The UNAIDS report, as with the WHO guidelines published earlier this year, is a departure from their previous reports issued before World AIDS Day, which have been often lengthy summaries of the latest statistics on the world epidemic. This replaces most data with the making of a case. As such, much is missing, and UNAIDS omits several conditions that may be necessary to achieve such targets.
AVAC comments on the UNAIDS document that “In broad strokes, it’s the right message, with the right vision, at the right time.”

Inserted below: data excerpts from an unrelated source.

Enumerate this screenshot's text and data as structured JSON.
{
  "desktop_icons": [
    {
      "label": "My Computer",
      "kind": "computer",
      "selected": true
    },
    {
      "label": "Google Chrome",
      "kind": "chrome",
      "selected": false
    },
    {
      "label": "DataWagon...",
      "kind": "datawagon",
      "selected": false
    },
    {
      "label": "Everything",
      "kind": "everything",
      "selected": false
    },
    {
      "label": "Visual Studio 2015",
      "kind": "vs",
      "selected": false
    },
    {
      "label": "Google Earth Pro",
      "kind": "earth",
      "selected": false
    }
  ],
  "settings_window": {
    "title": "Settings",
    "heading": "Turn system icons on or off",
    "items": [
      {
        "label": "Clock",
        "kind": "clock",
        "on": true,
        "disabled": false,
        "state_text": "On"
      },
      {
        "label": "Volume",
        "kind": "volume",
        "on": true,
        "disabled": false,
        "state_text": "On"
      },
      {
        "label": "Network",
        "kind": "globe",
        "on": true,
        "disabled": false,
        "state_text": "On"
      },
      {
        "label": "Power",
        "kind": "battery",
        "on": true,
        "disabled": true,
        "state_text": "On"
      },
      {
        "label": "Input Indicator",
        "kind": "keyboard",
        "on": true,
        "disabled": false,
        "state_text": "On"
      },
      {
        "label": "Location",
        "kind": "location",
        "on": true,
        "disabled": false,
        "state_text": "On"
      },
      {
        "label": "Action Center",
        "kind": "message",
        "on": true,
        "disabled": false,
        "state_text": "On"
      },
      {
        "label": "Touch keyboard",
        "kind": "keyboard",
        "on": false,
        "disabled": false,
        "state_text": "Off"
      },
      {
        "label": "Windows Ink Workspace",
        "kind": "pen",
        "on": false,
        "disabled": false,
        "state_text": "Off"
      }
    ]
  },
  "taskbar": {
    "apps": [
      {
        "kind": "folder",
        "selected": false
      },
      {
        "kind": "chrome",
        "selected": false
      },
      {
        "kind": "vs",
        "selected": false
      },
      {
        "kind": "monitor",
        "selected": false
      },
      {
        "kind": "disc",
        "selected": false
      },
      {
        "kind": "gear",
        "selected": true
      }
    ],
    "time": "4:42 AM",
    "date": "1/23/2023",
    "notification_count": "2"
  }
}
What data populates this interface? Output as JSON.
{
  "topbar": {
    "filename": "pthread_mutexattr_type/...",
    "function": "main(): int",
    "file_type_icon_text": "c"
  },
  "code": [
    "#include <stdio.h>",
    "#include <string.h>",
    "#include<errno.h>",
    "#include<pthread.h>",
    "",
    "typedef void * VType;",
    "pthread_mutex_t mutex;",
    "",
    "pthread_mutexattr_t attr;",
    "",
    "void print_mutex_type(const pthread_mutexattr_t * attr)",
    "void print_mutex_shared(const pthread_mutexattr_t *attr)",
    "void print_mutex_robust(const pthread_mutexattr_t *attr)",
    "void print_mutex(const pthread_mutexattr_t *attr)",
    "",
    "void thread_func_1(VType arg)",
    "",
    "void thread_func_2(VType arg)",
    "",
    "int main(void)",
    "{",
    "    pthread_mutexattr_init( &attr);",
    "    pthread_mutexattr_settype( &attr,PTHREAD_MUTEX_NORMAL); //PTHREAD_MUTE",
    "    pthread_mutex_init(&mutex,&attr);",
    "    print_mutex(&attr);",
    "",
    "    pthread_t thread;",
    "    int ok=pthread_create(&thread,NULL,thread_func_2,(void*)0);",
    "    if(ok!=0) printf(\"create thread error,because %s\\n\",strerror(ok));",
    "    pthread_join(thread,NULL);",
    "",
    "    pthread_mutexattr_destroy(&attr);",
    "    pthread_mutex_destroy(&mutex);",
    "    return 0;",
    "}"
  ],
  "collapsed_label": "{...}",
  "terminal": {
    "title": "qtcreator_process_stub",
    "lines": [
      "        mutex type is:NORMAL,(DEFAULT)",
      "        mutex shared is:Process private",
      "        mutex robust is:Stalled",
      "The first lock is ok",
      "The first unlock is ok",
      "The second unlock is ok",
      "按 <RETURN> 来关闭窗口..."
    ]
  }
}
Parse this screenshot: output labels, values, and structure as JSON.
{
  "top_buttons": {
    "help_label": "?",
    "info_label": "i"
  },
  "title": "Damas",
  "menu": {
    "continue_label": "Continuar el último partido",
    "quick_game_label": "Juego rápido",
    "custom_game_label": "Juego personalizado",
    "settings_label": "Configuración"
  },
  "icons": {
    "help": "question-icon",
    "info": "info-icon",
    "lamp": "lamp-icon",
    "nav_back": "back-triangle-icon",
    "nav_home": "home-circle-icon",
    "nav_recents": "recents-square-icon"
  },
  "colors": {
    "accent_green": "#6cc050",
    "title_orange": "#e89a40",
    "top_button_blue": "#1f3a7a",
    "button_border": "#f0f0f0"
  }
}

But, they add, much of the details of strategy, resources and milestones needed are missing – especially as both the 90/90/90 target itself and the gains from it and from improved prevention depend on some countries fundamentally changing the discriminatory way they treat minority populations – a big ask. How UNAIDS thinks this could happen awaits the publication of their prevention and non-discrimination targets.
“The details of what goes where, – which packages, in which places, and what specific terms mean – are missing,” comments AVAC, instancing that 'cash transfers' can be delivered in a large number of ways ranging from grants to lottery tickets to payment in kind, and have different targets ranging from incidence of sexually transmitted infections, level of viral load, to school attendance.
AVAC also adds that the UNAIDS report does not cover innovations that may come online in the next few years (other than PrEP, which is already there in embryo form). UNAIDS does mention that “Innovation is required to produce more potent and long-lasting formulations of antiretroviral medicines for treatment and prophylaxis, a prophylactic or curative vaccine, and a cure”, but does not forecast when any of these may come online or how they may alter their projections.
In addition, they do not mention one piece of crucial missing technology that may need to be present for the 90/90/90 target to be fully realised – a portable and affordable way of performing viral load tests in the field.
Another thing conspicuous by its absence from the UNAIDS targets is any mention of the high-income countries, which may contain low-income affected populations such as migrants within them; the admission on 25 November by the US Centers for Disease Control and Prevention (CDC) that even now only 30% of Americans with HIV are on treatment and virally suppressed – a lower proportion than some African countries – underlines the fact that it is not only poorer countries that will need to address discrimination and inequalities to combat HIV.
Another thing not mentioned by UNAIDS in the main document – though divinable from the Country Scorecards they issue at the end – is the importance of improved surveillance in many countries, as targets that cannot be measured cannot be enforced. This is an issue not only in some of the lowest-income, most chaotic countries such as Somalia and South Sudan, but also on some countries in western Europe such as Spain that do not collect systematic centralised HIV statistics.
AVAC emphasises that some of the responsibility in ending the HIV epidemic belongs to the activists: “We as advocates and activists…must ensure that clear targets, resources and messages are developed with the same strategy, rigour and urgency as 90/90/90.”
“As UNAIDS stress,” they add, “we must all ‘Hold one another accountable and make sure no one is left behind’.”